Sleep recorded "Dopesmoker" in 1996 at Record Two Studio in Comptche, California, with producer and engineer Billy Anderson, and the physical limits of that process are not incidental to what the record sounds like. They are the record. A reel-to-reel tape holds 22 minutes. A 63-minute song requires three reels. Guitarist Matt Pike recalled that "there was so much to memorize for that album, and we had to do it in like three different sections because a reel-to-reel only holds 22 minutes." The band went in for a month, went home to rehearse, and came back for another month. The seams that process left in the music, the slight shifts in density and momentum across the song's arc, are not flaws. They are the record breathing.

The band that walked into Record Two was Al Cisneros on bass and vocals, Matt Pike on guitar, and Chris Hakius on drums. No guests. No session players. The trio that had made "Sleep's Holy Mountain" in 1992 on Earache Records, toured Europe with Cathedral and the United States with Nik Turner's Hawkwind, and spent the intervening years writing a single hour-long song in motel rooms and at soundchecks. Billy Anderson, who had already worked with Neurosis and the Melvins, produced and engineered the sessions. He has described the album as "such a struggle and achievement," and the clarity of that pairing is the most honest thing anyone has ever said about it.

The guitar tone on "Dopesmoker" comes from a specific configuration that Anderson has documented in detail. For basic tracking, he used a Green Matamp with a Green 4x12 cabinet, mic'd with an SM57 and a Beyer M88. The main guitar signal ran through two full stacks: one driven by a Green Matamp, the other by a Green Matamp Combo amp on the front end with a Slave Unit power amp behind it. The amplifiers were built to be so loud that no one from the band could be in the same room while they were running. Anderson placed more than half a dozen microphones around them to capture the sound waves filling the space. For texture and dimension on certain passages, he added a third rhythm track recorded through a Pignose amp, opened halfway, with an AKG 414 in figure-eight pattern inserted into the open cabinet. Clean guitars went through the Matamp combo at low volume with a ribbon mic close and a room mic at distance. The result is a guitar sound that occupies physical space rather than a frequency range, a mass rather than a tone, and every mic placement decision Anderson made is audible in the way the riff seems to come from all directions at once.

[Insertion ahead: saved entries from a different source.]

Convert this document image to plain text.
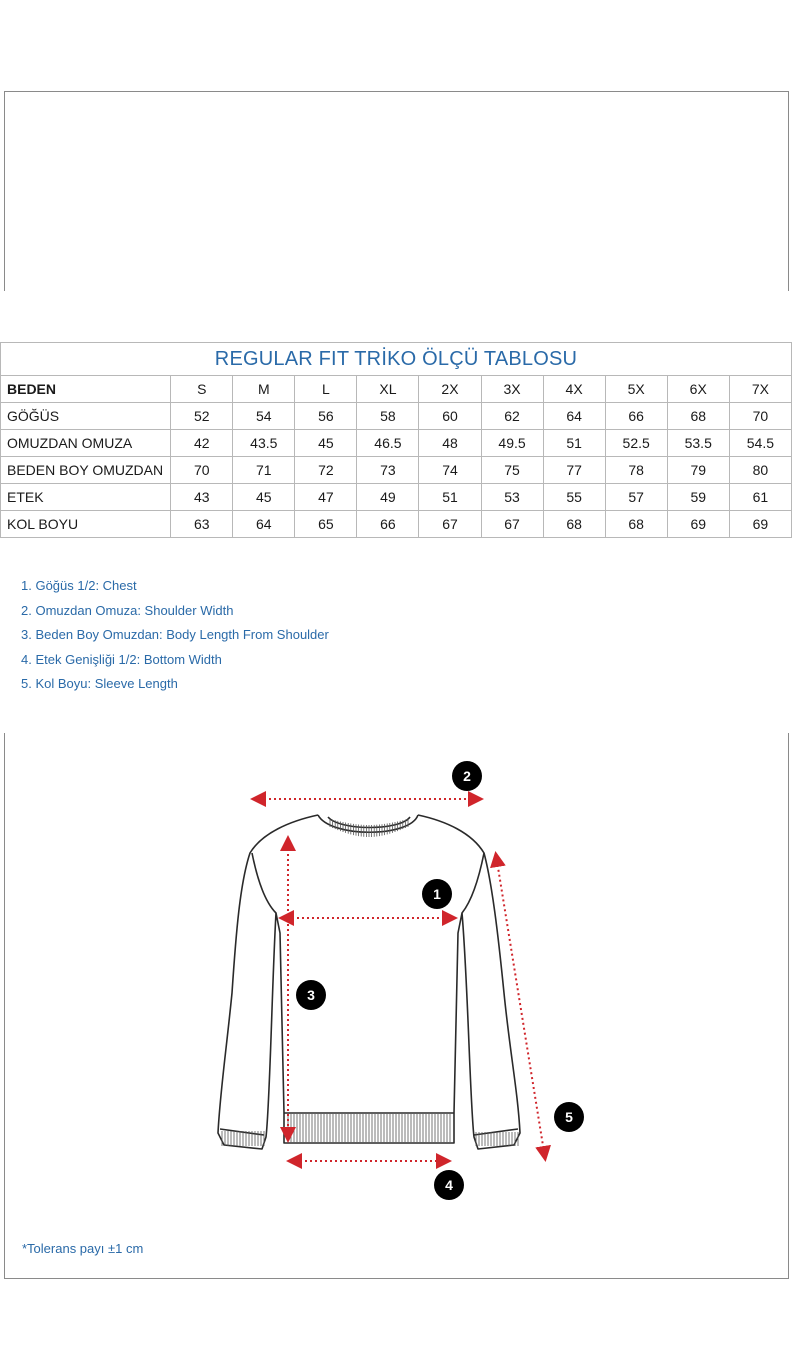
REGULAR FIT TRİKO ÖLÇÜ TABLOSU										
BEDEN	S	M	L	XL	2X	3X	4X	5X	6X	7X
GÖĞÜS	52	54	56	58	60	62	64	66	68	70
OMUZDAN OMUZA	42	43.5	45	46.5	48	49.5	51	52.5	53.5	54.5
BEDEN BOY OMUZDAN	70	71	72	73	74	75	77	78	79	80
ETEK	43	45	47	49	51	53	55	57	59	61
KOL BOYU	63	64	65	66	67	67	68	68	69	69
1. Göğüs 1/2: Chest
2. Omuzdan Omuza: Shoulder Width
3. Beden Boy Omuzdan: Body Length From Shoulder
4. Etek Genişliği 1/2: Bottom Width
5. Kol Boyu: Sleeve Length
1
2
3
4
5
*Tolerans payı ±1 cm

The sessions were difficult in ways that went beyond the technical. The song kept changing. Pike noted that the band ended up with two or three different versions. The song had been developing through live performances since at least 1994, worked and reworked through years of touring and rehearsal, and in the studio it continued to move. Pike described the process: "the song was getting slower and slower and then it got weird. We started tripping out and second guessing ourselves." London Records had signed Sleep after "Holy Mountain" with the promise of complete artistic freedom and a six-figure advance. That advance went largely toward amplifiers and cannabis. When Anderson and the band completed the 63-minute single-track version and delivered it, London refused to release it. The label commissioned a remix from producer Dave Sardy and demanded edits. Sleep refused to compromise. The band dissolved. The unauthorized 1999 "Jerusalem" release, put out by The Music Cartel and Rise Above Records, ran 52 minutes and split the composition into six identically named sections. The band considers it unauthorized.

What London heard as a commercial liability was in fact the only honest outcome of the production choices the band and Anderson had made. A 63-minute song recorded in three tape sections, through amplifiers too loud for human proximity, in a studio in the California hills, with a producer who understood that the heaviness Sleep was after was a matter of physical presence, cannot be cut into radio-friendly pieces without ceasing to exist. The version of the record that finally came out on Tee Pee Records on April 22, 2003, is the only version the band considers authorized. Cisneros, who had felt the record should not have been released at all, acknowledged that the 2003 Tee Pee version was "the closest one that's come out of the four." Pike's position was simpler: "We did all the work so why leave it sitting around?" The 2012 Southern Lord reissue, remastered from the original studio tapes by Brad Boatright of From Ashes Rise, brought further clarity to what Anderson had captured, and Mojo gave it five stars, calling it "a benchmark by which all that dares call itself stoner rock must surely be judged."

The production philosophy behind "Dopesmoker" is indistinguishable from its compositional one. The tape format forced the band to internalize and perform a 63-minute piece in discrete sections, which demanded a level of structural commitment that most bands never approach. The amp configuration removed the players from the sound source, which means what you hear is the room's response to the guitar, not the guitar itself. The decision to record to analog tape rather than digital meant every splice was physical, every edit a commitment. Anderson and Sleep were making a document of a specific, extreme, fully realized idea, and the production choices they made were the idea. When Matt Pike left to form High on Fire with drummer Des Kensel and bassist George Rice, and Al Cisneros and Chris Hakius continued as OM, the music each took forward was shaped by what they had learned in Comptche. The weight, the patience, the refusal to resolve early. "Dopesmoker" sounds the way it does because the people who made it understood that some things cannot be shortened without being destroyed.